CRF Blog

The Distance to Your Groceries

by Damon Huss

nearest-grocery-all-red

Click on the image to enlarge. (Image licensed under Creative Commons BY-NC, by FlowingData.com.)

FlowingData has posted this map to illustrate how far people in the United States need to travel in order to reach the nearest grocery store. The map shows “a sample of locations across the country, and line length represents distance to the nearest [grocery] store.”

The map here also shows areas of the United States that might be considered “food deserts.” The U.S. Department of Agriculture has defined food deserts as “urban neighborhoods and rural towns without ready access to fresh, healthy, and affordable food.” People living in food deserts do eat, of course, but they “are served only by fast food restaurants and convenience stores that offer few healthy, affordable food options.”

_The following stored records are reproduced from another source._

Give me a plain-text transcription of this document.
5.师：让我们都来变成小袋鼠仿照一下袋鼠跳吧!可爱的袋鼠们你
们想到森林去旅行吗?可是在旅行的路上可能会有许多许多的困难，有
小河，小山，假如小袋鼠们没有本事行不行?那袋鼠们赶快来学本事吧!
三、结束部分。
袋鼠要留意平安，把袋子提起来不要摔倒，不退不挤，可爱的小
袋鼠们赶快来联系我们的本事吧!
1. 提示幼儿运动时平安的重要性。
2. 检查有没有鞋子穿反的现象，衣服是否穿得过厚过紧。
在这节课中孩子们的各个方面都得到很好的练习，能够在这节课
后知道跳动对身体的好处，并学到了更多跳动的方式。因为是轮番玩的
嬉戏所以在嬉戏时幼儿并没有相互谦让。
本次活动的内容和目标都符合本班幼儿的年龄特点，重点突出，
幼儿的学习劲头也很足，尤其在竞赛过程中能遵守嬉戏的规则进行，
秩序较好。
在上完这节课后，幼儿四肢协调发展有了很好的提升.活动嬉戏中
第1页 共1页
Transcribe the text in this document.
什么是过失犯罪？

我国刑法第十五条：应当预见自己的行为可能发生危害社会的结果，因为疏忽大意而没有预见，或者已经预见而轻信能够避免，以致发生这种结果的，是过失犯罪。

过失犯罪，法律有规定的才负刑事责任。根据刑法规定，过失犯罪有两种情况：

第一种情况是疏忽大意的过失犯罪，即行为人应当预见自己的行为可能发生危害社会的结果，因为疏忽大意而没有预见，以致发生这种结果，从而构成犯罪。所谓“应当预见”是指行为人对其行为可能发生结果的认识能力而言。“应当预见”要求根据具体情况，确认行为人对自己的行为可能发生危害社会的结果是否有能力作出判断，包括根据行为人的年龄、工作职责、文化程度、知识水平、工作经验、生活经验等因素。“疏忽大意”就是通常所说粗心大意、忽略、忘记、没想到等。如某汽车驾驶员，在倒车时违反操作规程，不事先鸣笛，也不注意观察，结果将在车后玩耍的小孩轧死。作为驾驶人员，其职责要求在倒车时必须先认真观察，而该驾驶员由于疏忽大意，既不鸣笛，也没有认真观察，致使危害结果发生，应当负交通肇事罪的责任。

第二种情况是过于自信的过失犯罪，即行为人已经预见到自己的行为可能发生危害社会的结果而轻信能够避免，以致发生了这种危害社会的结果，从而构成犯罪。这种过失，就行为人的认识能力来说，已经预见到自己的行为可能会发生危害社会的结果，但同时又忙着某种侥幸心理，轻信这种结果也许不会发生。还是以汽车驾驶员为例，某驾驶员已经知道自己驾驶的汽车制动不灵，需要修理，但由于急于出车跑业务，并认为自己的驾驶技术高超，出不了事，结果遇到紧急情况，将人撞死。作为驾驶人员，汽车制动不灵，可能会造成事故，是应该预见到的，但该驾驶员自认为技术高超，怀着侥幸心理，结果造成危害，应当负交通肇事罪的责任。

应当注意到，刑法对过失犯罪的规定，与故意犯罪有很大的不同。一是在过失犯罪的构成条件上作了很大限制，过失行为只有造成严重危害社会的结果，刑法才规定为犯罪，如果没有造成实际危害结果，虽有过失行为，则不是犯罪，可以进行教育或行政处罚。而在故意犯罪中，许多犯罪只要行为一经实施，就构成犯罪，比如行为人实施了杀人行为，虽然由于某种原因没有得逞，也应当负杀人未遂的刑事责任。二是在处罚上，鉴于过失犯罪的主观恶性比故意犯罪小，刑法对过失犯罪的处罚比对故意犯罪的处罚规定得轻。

As noted, however, in the article “In Search of Food Deserts” that accompanies the map on FlowingData’s page:

Places where residents have limited access to grocery stores are called food deserts. However, there’s no exact definition of what limited access means or what a long distance is. Some set a 10-mile marker whereas others say a store should be less than a mile away where there is a lot of pedestrian traffic.

FlowingData creates maps, charts, and graphs of all kinds of statistics and demographic information about contemporary life. They call it “data visualization.” As stated on the site’s About page, data visualization “lets non-experts make sense of it all.”

What classroom uses can you think of for this particular data visualization?